Today is my first full day as president of The Heritage Foundation, and the first thing I want to do is thank my predecessor Ed Feulner for the institution he has built over the past 36 years. The second thing I will do is tell you that we will not change the boundless optimism and pride in our country you’ve come to expect from Heritage—or our commitment to make sure America remains a beacon of freedom to the world.
Heritage has always believed the values that made America great—honesty, industriousness, courage, determination—should inform our policies and our public institutions. We must never forget the ideas and principles that made America the strongest and most prosperous nation in history.
Our principles will stay the same, but we will constantly need innovative policy ideas to address our nation’s new problems. Heritage’s experts and researchers are busy every day working out solutions to our myriad national challenges. We don’t need new principles. Our values have stood the test of time. It’s important that we draw this distinction between timeless values that have been with us for centuries and new policies that we will need in the 21st Century.
I’ve been traveling across our country since being selected to succeed Ed, and I can report that our country shows what works and doesn’t. After 50 years of liberal policies, Detroit is bankrupt, culturally as well as financially. There are more than 400 liquor stores in Detroit, but not one chain supermarket. And states like California that have been controlled by liberals for decades might soon go the way of the Motor City.
But conservative principles are working while liberal schemes are failing. In Louisiana, they’re getting their schools to work by giving parents the freedom to choose. In Michigan, they have found freedom to work.
Despite facing long odds, Americans aren’t giving up.
In South Carolina last week, the Heritage team met Lisa Stevens. She had served in the State Board of Education and was told that there was nothing that could be done to fix some middle schools in that state. Lisa didn’t give up—and she fought regulators until she and a bunch of parents opened Langston Charter School, which now has 1,500 students competing for 450 places.
We also met Willard Galvez. When he lost his job in 2010, he and his wife decided they didn’t want to rely on others to support them and their four children, so they started their own business.
Liberal policies have destroyed families and communities and created dependence on government. Putting our society back together will require work.
Take Obamacare. Our government has been making promises it cannot keep. Medicare and Medicaid are already on an unsustainable path, leaving health care for seniors and the poor at risk.
Obamacare’s promises fuel our fiscal challenges, but that’s not the worst thing they do. They make millions of Americans dependent on the government for their health care. By 2021, nearly half of all health care spending will be controlled by the government.
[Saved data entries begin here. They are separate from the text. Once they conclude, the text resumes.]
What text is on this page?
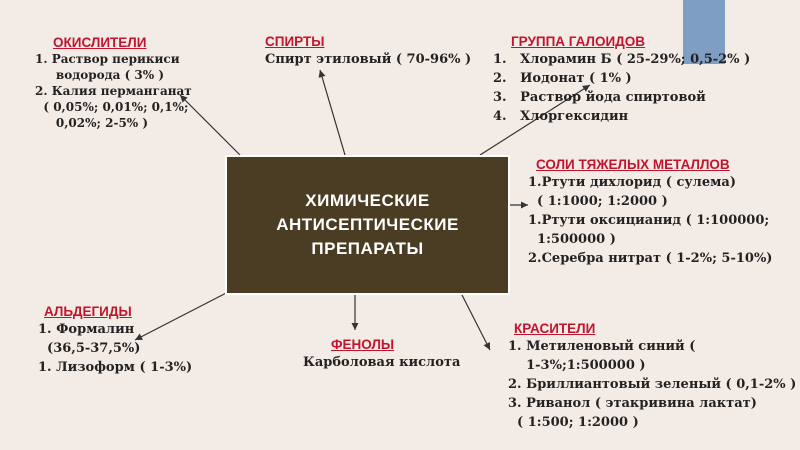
ХИМИЧЕСКИЕ
АНТИСЕПТИЧЕСКИЕ
ПРЕПАРАТЫ
ОКИСЛИТЕЛИ
1. Раствор перикиси
водорода ( 3% )
2. Калия перманганат
( 0,05%; 0,01%; 0,1%;
0,02%; 2-5% )
СПИРТЫ
Спирт этиловый ( 70-96% )
ГРУППА ГАЛОИДОВ
1.   Хлорамин Б ( 25-29%; 0,5-2% )
2.   Иодонат ( 1% )
3.   Раствор йода спиртовой
4.   Хлоргексидин
СОЛИ ТЯЖЕЛЫХ МЕТАЛЛОВ
1.Ртути дихлорид ( сулема)
( 1:1000; 1:2000 )
1.Ртути оксицианид ( 1:100000;
1:500000 )
2.Серебра нитрат ( 1-2%; 5-10%)
АЛЬДЕГИДЫ
1. Формалин
(36,5-37,5%)
1. Лизоформ ( 1-3%)
ФЕНОЛЫ
Карболовая кислота
КРАСИТЕЛИ
1. Метиленовый синий (
1-3%;1:500000 )
2. Бриллиантовый зеленый ( 0,1-2% )
3. Риванол ( этакривина лактат)
( 1:500; 1:2000 )
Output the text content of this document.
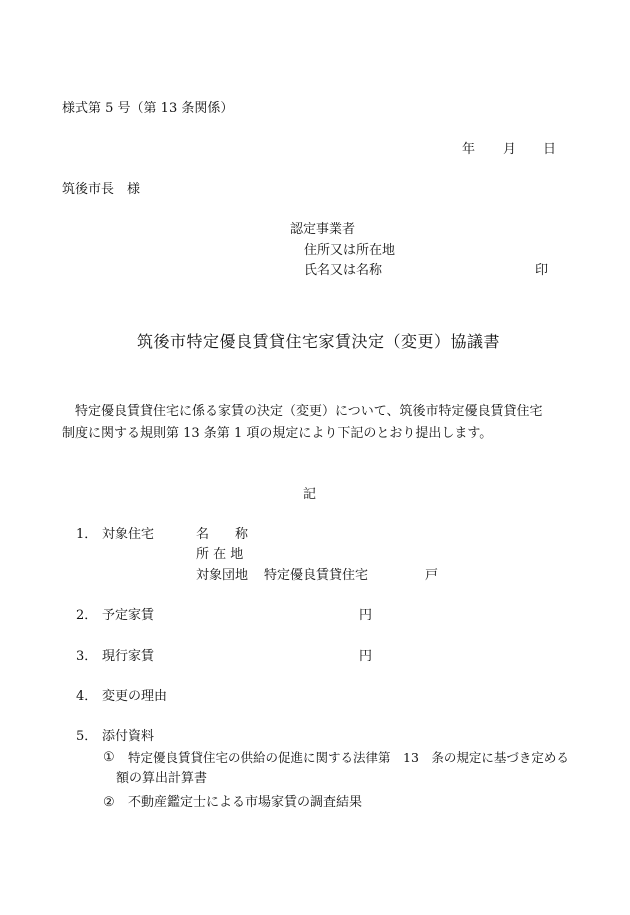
様式第 5 号（第 13 条関係）
年 月 日
筑後市長　様
認定事業者
住所又は所在地
氏名又は名称	印
筑後市特定優良賃貸住宅家賃決定（変更）協議書
特定優良賃貸住宅に係る家賃の決定（変更）について、筑後市特定優良賃貸住宅
制度に関する規則第 13 条第 1 項の規定により下記のとおり提出します。
記
1． 対象住宅	名　　称
所 在 地
対象団地 特定優良賃貸住宅	戸
2． 予定家賃	円
3． 現行家賃	円
4． 変更の理由
5． 添付資料
① 特定優良賃貸住宅の供給の促進に関する法律第　13　条の規定に基づき定める
額の算出計算書
② 不動産鑑定士による市場家賃の調査結果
To protect the country from this tipping point, Congress must stop the new spending on expanding Medicaid and subsidizing coverage through Obamacare.
Dependency is a scourge eating away at our national fiber and undermining the values that made us a shining city to the rest of the world.
Today, more people than ever before—69.5 million Americans, from college students to retirees to welfare beneficiaries—depend on the federal government for housing, food, income, student aid, or other assistance once considered to be the responsibility of individuals, families, neighborhoods, churches, and other civil society institutions. The United States must reverse the direction of these trends or face economic and social collapse.
And the most important social tool to fight dependence on government, the family, is also under attack. The Supreme Court is considering challenges to two marriage laws, and hopefully the judges will stand up for marriage as we have known it since the dawn of time.
Whatever the Court’s decision in June, Heritage will redouble its efforts to restore a culture of marriage in this country, particularly for the most vulnerable. We know that children born and raised outside marriage are five times more likely to experience poverty. Marriage precedes government, and government policy will either witness to the truth or tell a lie about this fundamental institution.
The last point I want to make is about the energy sector and the federal government’s attempt to micromanage it. Never has there been so much promise—or so many hurdles—to exploring and developing the nation’s natural resources. Energy production on private and state lands is thriving, while production on federal lands has slowed or is nonexistent, because large swaths of land and water are completely off limits.
Congress and the federal government need to open access to America’s resources on federal lands and ultimately transition the permitting and regulatory process to the state regulators where that energy lies. This is one of the keys to getting our economy going again.
I promise you that Heritage will not let up on these and many other issues in the years to come. All of us here will put our shoulder to the wheel to restore American society to what it once was. This is my guarantee to you on my first day.